Tweetalige printerversie Eentalige printerversie

Schriftelijke vraag nr. 7-121

van Guy D'haeseleer (Vlaams Belang) d.d. 4 november 2019

aan de minister van Pensioenen

Pensioenen - Berekening - Gelijkgestelde periodes - Cijfers

pensioenregeling
geografische spreiding
Federale pensioendienst
pensioenvoorwaarden

Chronologie

4/11/2019Verzending vraag (Einde van de antwoordtermijn: 5/12/2019)
2/12/2019Antwoord

Vraag nr. 7-121 d.d. 4 november 2019 : (Vraag gesteld in het Nederlands)

Ook de Vlaamse ambtenaren ontvangen een pensioen en bijgevolg behandelt deze vraag een transversale aangelegenheid.

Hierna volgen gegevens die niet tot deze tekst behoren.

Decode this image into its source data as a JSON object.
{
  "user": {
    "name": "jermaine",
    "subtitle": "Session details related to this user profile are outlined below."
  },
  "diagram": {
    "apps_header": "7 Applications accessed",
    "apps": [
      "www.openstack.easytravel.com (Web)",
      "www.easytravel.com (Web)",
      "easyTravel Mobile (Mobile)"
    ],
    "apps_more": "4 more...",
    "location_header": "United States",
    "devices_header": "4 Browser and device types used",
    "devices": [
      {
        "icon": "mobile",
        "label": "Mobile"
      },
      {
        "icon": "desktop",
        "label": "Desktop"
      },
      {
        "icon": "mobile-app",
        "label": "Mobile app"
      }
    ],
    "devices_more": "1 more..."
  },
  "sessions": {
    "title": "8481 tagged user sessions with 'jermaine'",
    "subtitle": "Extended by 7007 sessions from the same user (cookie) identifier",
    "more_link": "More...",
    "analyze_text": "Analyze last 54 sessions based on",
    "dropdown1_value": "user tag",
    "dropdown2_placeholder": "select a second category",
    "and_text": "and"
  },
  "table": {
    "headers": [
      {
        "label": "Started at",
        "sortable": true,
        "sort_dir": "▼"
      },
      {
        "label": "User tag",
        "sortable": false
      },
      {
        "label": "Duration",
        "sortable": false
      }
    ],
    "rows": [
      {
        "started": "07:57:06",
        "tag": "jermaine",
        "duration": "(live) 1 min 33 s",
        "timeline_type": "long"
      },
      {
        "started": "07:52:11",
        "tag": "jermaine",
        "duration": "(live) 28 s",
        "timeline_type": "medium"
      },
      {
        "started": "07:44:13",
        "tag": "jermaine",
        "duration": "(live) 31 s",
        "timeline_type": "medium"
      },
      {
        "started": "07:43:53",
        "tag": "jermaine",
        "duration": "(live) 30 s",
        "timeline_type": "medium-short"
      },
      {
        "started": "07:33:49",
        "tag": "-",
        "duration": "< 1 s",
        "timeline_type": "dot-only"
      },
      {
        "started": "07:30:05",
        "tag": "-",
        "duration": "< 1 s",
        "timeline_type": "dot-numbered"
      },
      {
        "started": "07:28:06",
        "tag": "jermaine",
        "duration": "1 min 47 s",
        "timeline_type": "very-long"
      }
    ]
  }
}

Bij de pensioenberekening worden bepaalde periodes van inactiviteit zoals werkloosheid, brugpensioen, ziekte, enz., gelijkgesteld met periodes van arbeid, waarop bijdragen worden betaald.

1) Wat is momenteel het aandeel van de gelijkgestelde dagen bij de berekening van de verschillende pensioenen? Wat is de evolutie hiervan ten opzichte van de voorgaande jaren?

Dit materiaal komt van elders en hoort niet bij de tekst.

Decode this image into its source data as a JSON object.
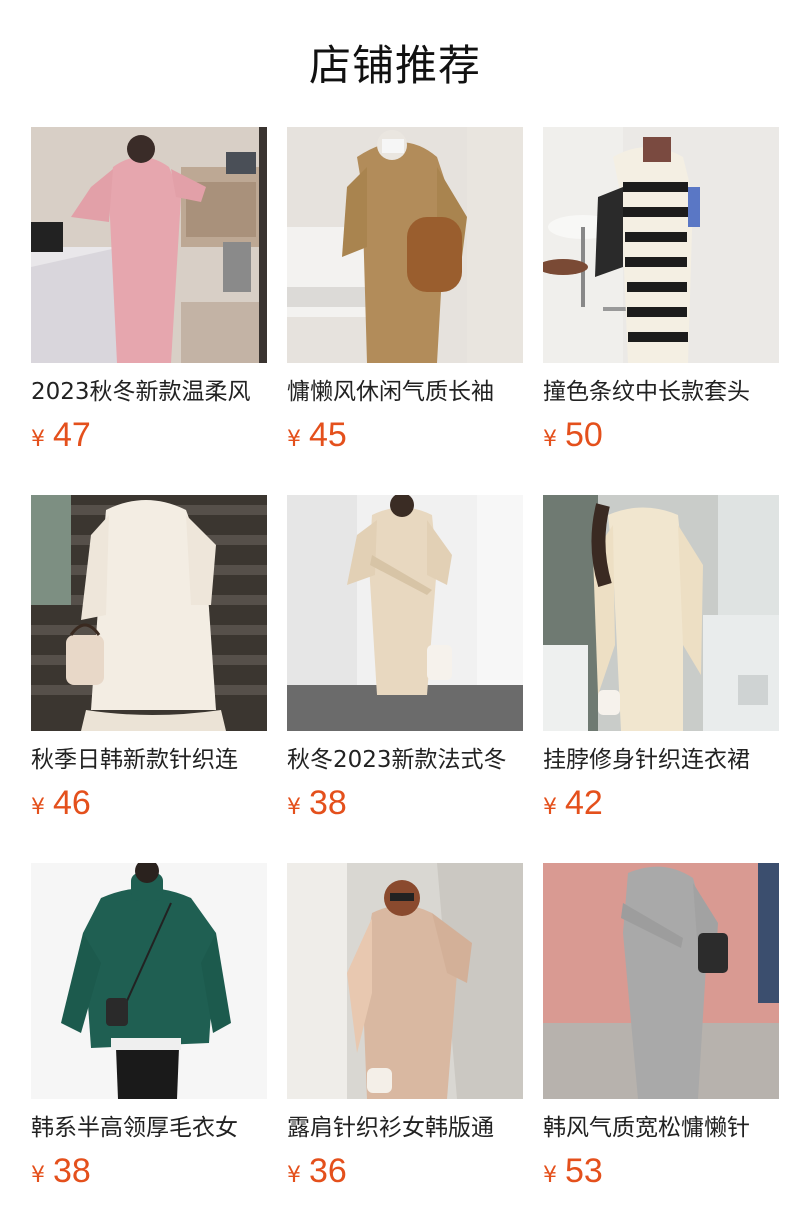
{
  "section": {
    "title": "店铺推荐"
  },
  "currency_symbol": "¥",
  "products": [
    {
      "name": "2023秋冬新款温柔风",
      "price": "47",
      "image": "pink-knit-dress-photo"
    },
    {
      "name": "慵懒风休闲气质长袖",
      "price": "45",
      "image": "camel-hooded-dress-photo"
    },
    {
      "name": "撞色条纹中长款套头",
      "price": "50",
      "image": "striped-knit-dress-photo"
    },
    {
      "name": "秋季日韩新款针织连",
      "price": "46",
      "image": "cream-ruffle-dress-photo"
    },
    {
      "name": "秋冬2023新款法式冬",
      "price": "38",
      "image": "beige-wrap-dress-photo"
    },
    {
      "name": "挂脖修身针织连衣裙",
      "price": "42",
      "image": "halter-knit-dress-photo"
    },
    {
      "name": "韩系半高领厚毛衣女",
      "price": "38",
      "image": "green-sweater-photo"
    },
    {
      "name": "露肩针织衫女韩版通",
      "price": "36",
      "image": "cold-shoulder-knit-photo"
    },
    {
      "name": "韩风气质宽松慵懒针",
      "price": "53",
      "image": "grey-knit-dress-photo"
    }
  ],
  "colors": {
    "price": "#e4501c",
    "title": "#111111",
    "name": "#222222"
  }
}
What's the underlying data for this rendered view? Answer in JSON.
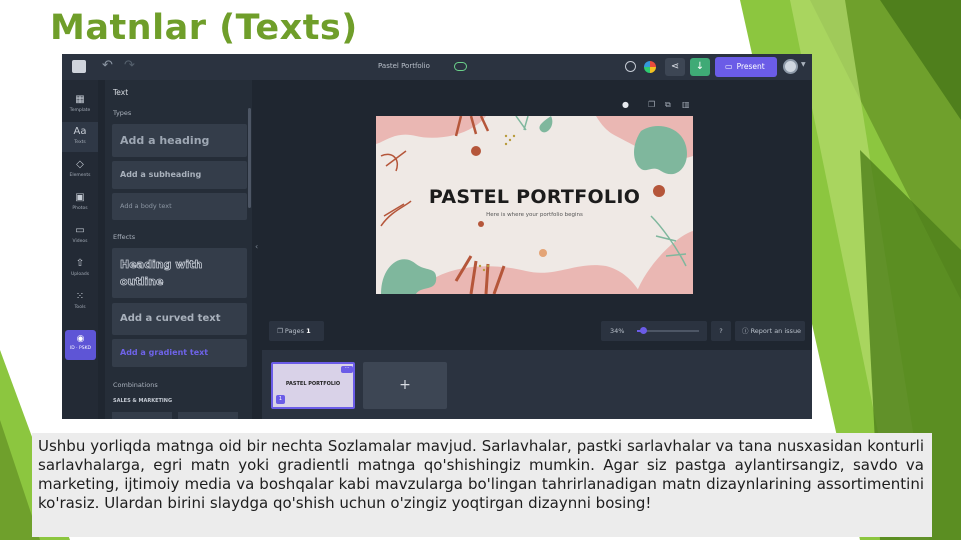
{
  "title": "Matnlar (Texts)",
  "editor": {
    "doc_title": "Pastel Portfolio",
    "present_label": "Present",
    "sidebar_items": [
      {
        "label": "Template",
        "icon": "templates-icon"
      },
      {
        "label": "Texts",
        "icon": "text-icon"
      },
      {
        "label": "Elements",
        "icon": "elements-icon"
      },
      {
        "label": "Photos",
        "icon": "photos-icon"
      },
      {
        "label": "Videos",
        "icon": "videos-icon"
      },
      {
        "label": "Uploads",
        "icon": "uploads-icon"
      },
      {
        "label": "Tools",
        "icon": "tools-icon"
      }
    ],
    "brand_label": "ID · PSKD",
    "panel": {
      "title": "Text",
      "types_label": "Types",
      "heading": "Add a heading",
      "subheading": "Add a subheading",
      "body": "Add a body text",
      "effects_label": "Effects",
      "outline": "Heading with outline",
      "curved": "Add a curved text",
      "gradient": "Add a gradient text",
      "combinations_label": "Combinations",
      "sales_label": "SALES & MARKETING"
    },
    "slide": {
      "title": "PASTEL PORTFOLIO",
      "subtitle": "Here is where your portfolio begins"
    },
    "pages_label": "Pages",
    "pages_count": "1",
    "zoom": "34%",
    "zoom_value": 0.34,
    "help_label": "?",
    "report_label": "Report an issue",
    "thumb_title": "PASTEL PORTFOLIO",
    "thumb_number": "1",
    "thumb_menu": "···",
    "add_page_label": "+"
  },
  "description": "Ushbu yorliqda matnga oid bir nechta Sozlamalar mavjud. Sarlavhalar, pastki sarlavhalar va tana nusxasidan konturli sarlavhalarga, egri matn yoki gradientli matnga qo'shishingiz mumkin. Agar siz pastga aylantirsangiz, savdo va marketing, ijtimoiy media va boshqalar kabi mavzularga bo'lingan tahrirlanadigan matn dizaynlarining assortimentini ko'rasiz. Ulardan birini slaydga qo'shish uchun o'zingiz yoqtirgan dizaynni bosing!",
  "colors": {
    "title_green": "#6f9e2a",
    "accent_purple": "#6b5ce7",
    "editor_bg": "#1f2630"
  }
}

2) Zijn er hier opmerkelijke verschillen binnen de Gewesten?

3) Hoe groot zijn de verschillen inzake gelijkgestelde periodes tussen de pensioenen voor mannen en vrouwen?

4) Wat is het aandeel binnen de gelijkgestelde periodes wegens volgende redenen van inactiviteit:

a) ziekte;

b) werkloosheid;

c) zwangerschap;

d) tijdskrediet / loopbaanonderbreking;

e) andere?

Antwoord ontvangen op 2 december 2019 :

In antwoord op zijn vragen heb ik de eer om het geachte lid het volgende mee te delen.

1), 2) & 3) Voor wat betreft de rustpensioenen van de zuivere werknemers heeft de Federale Pensioendienst (FPD) zich gebaseerd op de pensioenen die repectievelijk zijn ingegaan in 2014 en in 2017 en die in betaling waren op respectievelijk 1 januari 2015 en 1 januari 2018. Er werd geen rekening gehouden met werknemers die enkel rechten opbouwden in de bijzondere stelsels (mijnwerkers, vliegend personeel, zeevarenden) of rechten toegewezen kregen van hun partner in het kader van het pensioen van feitelijk of uit de echt gescheiden echtgenoten.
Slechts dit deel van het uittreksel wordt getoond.